The minstrel show on the radio medium offered a bit of a challenge because it could not rely on visuals. The voice characterizations needed to be exaggerated to help listeners distinguish between characters. Gosden and Correll were talented voice actors and had a wide voice range. Looking to expand the broadcasting of "Sam and Henry", Gosden and Correll soon became frustrated with the lack of vision WGN Chicago to look into syndicating the show nationally and creating phonographs with the "Sam and Henry." WGN Chicago owned the names of the show Sam and Henry. Gosden and Correll took the concept of the show to another local radio station WMAQ and created Amos and Andy. The NBC Blue Network began broadcasting Amos and Andy on August 19th, 1929 and it was an instant success. When NBC purchased WMAQ in late 1931, Gosden and Correll moved their show to "Studio F" in the NBC studios. In 1938, they again moved the show, this time to Hollywood where they continued production until 1960. After decades on the air, many listeners cared about and sympathized with Amos, Andy, Kingfish, and the others and developed a listening bond to their wellbeing.
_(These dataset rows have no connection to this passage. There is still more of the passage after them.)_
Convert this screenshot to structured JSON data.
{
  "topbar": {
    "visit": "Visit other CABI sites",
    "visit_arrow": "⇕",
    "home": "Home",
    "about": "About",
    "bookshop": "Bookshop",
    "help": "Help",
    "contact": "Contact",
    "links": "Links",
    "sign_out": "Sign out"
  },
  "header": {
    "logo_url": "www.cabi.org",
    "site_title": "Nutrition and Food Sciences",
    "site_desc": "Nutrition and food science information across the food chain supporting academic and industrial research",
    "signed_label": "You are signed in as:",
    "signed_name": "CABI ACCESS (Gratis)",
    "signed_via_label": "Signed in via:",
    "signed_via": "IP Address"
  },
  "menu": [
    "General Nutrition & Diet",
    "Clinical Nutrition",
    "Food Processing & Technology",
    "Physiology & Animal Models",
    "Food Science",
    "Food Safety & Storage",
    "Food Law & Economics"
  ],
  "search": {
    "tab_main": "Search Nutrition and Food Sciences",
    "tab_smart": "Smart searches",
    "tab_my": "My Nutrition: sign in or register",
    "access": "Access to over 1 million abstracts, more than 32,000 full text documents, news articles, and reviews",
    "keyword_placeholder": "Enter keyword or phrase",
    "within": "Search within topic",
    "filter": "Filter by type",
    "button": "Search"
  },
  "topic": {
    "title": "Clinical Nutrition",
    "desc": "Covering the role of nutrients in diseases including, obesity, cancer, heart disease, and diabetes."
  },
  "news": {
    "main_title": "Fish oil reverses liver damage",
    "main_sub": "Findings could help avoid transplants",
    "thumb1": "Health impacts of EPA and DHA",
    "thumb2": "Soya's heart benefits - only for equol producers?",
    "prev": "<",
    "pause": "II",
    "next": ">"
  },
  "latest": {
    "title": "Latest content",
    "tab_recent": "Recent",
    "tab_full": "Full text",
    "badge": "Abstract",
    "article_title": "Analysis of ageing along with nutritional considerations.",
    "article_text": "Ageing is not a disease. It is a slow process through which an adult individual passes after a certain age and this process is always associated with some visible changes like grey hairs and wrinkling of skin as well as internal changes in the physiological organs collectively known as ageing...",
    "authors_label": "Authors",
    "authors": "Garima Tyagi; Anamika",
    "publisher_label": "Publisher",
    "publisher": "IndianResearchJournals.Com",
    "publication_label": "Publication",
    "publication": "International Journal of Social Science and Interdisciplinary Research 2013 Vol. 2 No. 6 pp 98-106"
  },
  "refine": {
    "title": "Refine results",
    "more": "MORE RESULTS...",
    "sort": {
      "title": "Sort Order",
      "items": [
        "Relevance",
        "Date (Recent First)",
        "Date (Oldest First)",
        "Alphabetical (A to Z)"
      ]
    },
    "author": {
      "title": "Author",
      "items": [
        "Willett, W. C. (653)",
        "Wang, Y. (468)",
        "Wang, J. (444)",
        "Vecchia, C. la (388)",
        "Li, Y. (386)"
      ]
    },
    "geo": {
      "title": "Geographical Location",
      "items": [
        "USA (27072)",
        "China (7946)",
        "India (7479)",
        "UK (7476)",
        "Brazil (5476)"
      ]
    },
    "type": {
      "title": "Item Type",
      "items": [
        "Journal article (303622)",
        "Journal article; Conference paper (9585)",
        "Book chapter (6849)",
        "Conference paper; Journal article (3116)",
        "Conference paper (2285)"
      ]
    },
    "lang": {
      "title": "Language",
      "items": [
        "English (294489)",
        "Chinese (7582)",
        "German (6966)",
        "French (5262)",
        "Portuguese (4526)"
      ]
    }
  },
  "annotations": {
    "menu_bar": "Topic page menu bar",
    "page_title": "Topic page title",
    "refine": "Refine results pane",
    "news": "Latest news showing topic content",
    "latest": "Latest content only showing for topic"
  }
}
Old Time Radio Show : (April 20, 1926):
"Amos n Andy : Annual Minstrel Show at the Lodge" (13:19)
Although the show was wildly popular with among black and white audiences, there was early negative response to the Amos n' Andy show in the December 1930 issue of Abbott's Monthly. Bishop W.J. Walls of the African Methodist Episcopal Zion Church wrote an article sharply denouncing Amos 'n' Andy, singling out the lower-class characterizations and the "crude, repetitional, and moronic" dialogue. The Pittsburgh Courier was the nation's second largest African American newspaper at the time, and publisher Robert Vann expanded Walls' criticism into a full-fledged crusade during a six-month period in 1931. (Later the Pittsburgh Courier supported the TV version of the show). Some may argue that there were plenty of "crude, repetitional, and moronic" white characters on the radio such as Lum n Abner, Eb and Zeb, Irma on My Friend Irma, Mel Blanc, and even Gracie on Burns and Allen. However, there were not many alternative portrayals of African-Americans in film, stage, and on old time radio.
Amos n' Andy creator Freeman Gosden, was raised with an African-American nanny and based many of his 100s of characters on his memory. Both Freeman Gosden and Charles Correll visited black communities throughout the production of Amos n' Andy and hired African-American actors for female roles on their show. The Johnson Family is a one-man show put on by Jimmy Scribner from his childhood memories in the south. These claims of "authenticity" lead to widespread expectations and definitions of "blackness" which were not based entirely on truth. It also limited roles for African-American performers. If they did not speak in black stage dialect or behave a certain way they were not considered authentically black. Intellectuals and small radio stations looked to produce positive images of African Americans.